Ornith-1.0: Open-Weight Agentic Coding Model from DeepReinforce

DeepReinforce's Ornith-1.0 is a new MIT-licensed model family for agentic coding, with variants from 9B to 397B built on Gemma 4 and Qwen 3.5.

TL;DR

DeepReinforce released Ornith-1.0, a family of open-weight (MIT licensed) models purpose-built for agentic coding tasks, with early hands-on reports suggesting it handles multi-step tool use well.

What happened

DeepReinforce, a lab without much public history before a June 2025 paper on CUDA optimization, shipped Ornith-1.0 as their first model release. The family spans four variants: 9B Dense, 31B Dense, 35B MoE, and 397B MoE. (MoE, or mixture-of-experts, is an architecture where only a fraction of the model’s parameters are active for any given token — so a 397B MoE runs cheaper than its parameter count implies.) The models are fine-tuned on top of Gemma 4 and Qwen 3.5, both Apache 2.0 licensed, which means the MIT license on Ornith-1.0 should actually hold up cleanly.

Simon Willison ran the 35B MoE variant locally via LM Studio using the Q4_K_M GGUF quantization (about 20GB on disk) and connected it to the Pi coding agent. His tests included multi-turn codebase navigation against a real Datasette checkout — asking it to trace specific UI interactions across the source — and it handled both tasks without issues.

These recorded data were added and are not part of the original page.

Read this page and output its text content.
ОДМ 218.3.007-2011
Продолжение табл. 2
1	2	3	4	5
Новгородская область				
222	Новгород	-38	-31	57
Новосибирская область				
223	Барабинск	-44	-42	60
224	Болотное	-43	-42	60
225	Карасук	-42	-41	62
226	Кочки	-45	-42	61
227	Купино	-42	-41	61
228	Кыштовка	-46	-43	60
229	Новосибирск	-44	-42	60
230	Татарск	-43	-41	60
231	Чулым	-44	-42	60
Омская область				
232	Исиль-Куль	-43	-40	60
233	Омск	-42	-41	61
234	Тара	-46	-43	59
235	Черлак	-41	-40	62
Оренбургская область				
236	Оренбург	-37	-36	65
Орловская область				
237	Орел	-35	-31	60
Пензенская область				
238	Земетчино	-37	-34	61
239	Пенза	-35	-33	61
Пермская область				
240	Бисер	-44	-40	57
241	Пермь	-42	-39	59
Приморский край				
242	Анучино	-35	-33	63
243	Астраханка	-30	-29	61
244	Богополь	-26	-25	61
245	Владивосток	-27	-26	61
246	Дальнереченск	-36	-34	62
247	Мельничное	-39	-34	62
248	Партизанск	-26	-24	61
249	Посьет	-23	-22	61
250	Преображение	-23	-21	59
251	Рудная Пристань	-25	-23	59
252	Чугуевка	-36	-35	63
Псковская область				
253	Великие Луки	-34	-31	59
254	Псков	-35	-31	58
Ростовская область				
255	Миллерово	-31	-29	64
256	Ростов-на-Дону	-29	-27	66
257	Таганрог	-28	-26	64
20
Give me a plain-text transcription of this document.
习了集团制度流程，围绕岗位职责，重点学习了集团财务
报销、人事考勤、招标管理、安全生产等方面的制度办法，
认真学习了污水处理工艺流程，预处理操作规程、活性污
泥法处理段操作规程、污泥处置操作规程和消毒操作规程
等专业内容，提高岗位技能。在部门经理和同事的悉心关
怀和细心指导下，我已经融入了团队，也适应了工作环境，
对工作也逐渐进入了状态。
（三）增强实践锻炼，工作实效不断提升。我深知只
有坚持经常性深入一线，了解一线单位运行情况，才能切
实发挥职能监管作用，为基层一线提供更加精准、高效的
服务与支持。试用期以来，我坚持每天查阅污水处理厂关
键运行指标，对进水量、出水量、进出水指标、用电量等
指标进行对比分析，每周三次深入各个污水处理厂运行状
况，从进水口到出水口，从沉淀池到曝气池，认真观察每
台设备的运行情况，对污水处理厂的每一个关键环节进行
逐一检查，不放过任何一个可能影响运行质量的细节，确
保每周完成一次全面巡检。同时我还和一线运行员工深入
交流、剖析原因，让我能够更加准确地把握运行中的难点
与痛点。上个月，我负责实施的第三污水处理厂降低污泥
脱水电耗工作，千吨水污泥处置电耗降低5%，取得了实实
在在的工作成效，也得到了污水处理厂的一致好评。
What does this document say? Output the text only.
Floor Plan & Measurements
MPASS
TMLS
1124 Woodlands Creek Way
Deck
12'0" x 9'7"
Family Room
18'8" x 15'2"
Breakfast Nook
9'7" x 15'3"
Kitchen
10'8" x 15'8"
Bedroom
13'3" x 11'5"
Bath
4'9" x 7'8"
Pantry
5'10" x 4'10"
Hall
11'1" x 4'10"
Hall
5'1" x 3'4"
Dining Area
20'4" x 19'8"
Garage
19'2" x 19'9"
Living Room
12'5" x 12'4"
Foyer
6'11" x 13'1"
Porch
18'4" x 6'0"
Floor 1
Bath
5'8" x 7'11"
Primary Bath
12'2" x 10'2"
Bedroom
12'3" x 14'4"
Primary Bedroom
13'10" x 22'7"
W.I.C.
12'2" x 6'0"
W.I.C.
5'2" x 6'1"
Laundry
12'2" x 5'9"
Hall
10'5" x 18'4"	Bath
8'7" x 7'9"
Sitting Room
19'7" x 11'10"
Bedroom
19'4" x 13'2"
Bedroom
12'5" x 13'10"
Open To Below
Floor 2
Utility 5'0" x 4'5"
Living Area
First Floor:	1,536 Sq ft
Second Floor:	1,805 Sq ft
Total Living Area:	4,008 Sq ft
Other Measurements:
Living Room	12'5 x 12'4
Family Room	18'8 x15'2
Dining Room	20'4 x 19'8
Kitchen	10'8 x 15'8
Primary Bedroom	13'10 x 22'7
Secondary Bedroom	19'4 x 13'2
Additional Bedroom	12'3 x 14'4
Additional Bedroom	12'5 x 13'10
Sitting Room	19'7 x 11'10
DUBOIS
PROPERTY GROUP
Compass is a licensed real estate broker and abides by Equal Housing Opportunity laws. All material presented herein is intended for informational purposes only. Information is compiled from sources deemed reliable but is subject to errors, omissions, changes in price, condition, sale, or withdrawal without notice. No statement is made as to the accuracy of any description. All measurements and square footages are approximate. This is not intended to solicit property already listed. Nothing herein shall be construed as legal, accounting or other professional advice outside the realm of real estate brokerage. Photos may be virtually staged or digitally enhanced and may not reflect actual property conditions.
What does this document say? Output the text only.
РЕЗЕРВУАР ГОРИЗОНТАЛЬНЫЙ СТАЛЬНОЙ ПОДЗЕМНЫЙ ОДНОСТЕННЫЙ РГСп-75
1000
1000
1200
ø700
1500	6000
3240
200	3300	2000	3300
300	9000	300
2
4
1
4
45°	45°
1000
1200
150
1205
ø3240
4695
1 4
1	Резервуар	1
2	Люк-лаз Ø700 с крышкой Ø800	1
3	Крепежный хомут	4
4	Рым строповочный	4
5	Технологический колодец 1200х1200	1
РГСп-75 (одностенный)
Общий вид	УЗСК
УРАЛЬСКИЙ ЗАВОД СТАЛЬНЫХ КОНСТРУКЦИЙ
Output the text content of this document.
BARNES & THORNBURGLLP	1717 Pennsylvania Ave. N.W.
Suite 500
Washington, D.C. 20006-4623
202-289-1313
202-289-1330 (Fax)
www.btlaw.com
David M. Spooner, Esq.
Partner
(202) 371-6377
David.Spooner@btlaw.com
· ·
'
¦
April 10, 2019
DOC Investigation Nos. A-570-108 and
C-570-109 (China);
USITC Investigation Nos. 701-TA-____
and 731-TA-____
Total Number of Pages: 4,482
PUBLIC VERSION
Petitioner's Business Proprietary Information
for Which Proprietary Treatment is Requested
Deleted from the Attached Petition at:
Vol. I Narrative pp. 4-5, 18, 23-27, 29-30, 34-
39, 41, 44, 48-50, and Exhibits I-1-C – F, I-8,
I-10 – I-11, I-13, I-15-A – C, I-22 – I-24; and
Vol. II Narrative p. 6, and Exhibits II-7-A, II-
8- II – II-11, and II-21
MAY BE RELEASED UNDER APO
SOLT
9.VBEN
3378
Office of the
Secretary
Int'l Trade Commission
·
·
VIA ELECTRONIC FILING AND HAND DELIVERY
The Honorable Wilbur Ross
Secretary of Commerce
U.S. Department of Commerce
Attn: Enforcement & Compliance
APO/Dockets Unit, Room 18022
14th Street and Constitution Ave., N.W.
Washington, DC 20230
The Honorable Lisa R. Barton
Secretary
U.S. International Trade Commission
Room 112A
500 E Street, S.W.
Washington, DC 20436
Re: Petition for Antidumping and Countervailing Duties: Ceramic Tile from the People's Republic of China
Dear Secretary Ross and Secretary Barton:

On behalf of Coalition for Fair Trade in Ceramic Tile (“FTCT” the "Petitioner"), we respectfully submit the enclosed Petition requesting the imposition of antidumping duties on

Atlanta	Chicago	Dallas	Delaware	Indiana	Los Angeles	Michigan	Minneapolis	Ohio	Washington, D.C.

He clocked SVG generation at 103 tokens per second locally.

Code example

# Pull the 35B GGUF via Hugging Face CLI
pip install huggingface_hub

python -c "
from huggingface_hub import hf_hub_download
hf_hub_download(
    repo_id='deepreinforce-ai/Ornith-1.0-35B-GGUF',
    filename='ornith-1.0-35b-Q4_K_M.gguf',
    local_dir='./models'
)
"

# Then load in llama.cpp or LM Studio and point your OpenAI-compatible client at localhost

Why it matters

The genuinely interesting thing here isn’t the benchmark claims — “state-of-the-art among open-source models of comparable size” is something you read every week and it usually means little without knowing which benchmarks, on what eval set, with what prompting strategy. What’s more interesting is the specific design goal: a model trained to self-scaffold, meaning it’s supposed to manage its own agentic loop across many tool calls rather than just respond to single prompts. Most coding models are optimized for “given a function signature, complete the body.” Ornith-1.0 is aiming at “given a goal and a codebase, figure out what to look at and in what order.” That’s a harder and more useful problem.

The clean licensing story also matters. Gemma 4 dropped the restrictive Gemma Terms of Use that made earlier Gemma models awkward to build on commercially. Combined with Qwen 3.5’s Apache 2.0 license, you actually have a clear path to shipping products on top of this. For a lab with almost no public track record, releasing under MIT with genuinely permissive base models is a credibility signal worth noting.

What to watch

Whether the agentic performance holds on standardized agent evals (SWE-bench, for instance) rather than informal demos — that’s the real test of the “self-scaffolding” claim.
Whether DeepReinforce publishes more about their training methodology; right now the lab is essentially unknown, and reproducibility matters for trusting fine-tune results at this scale.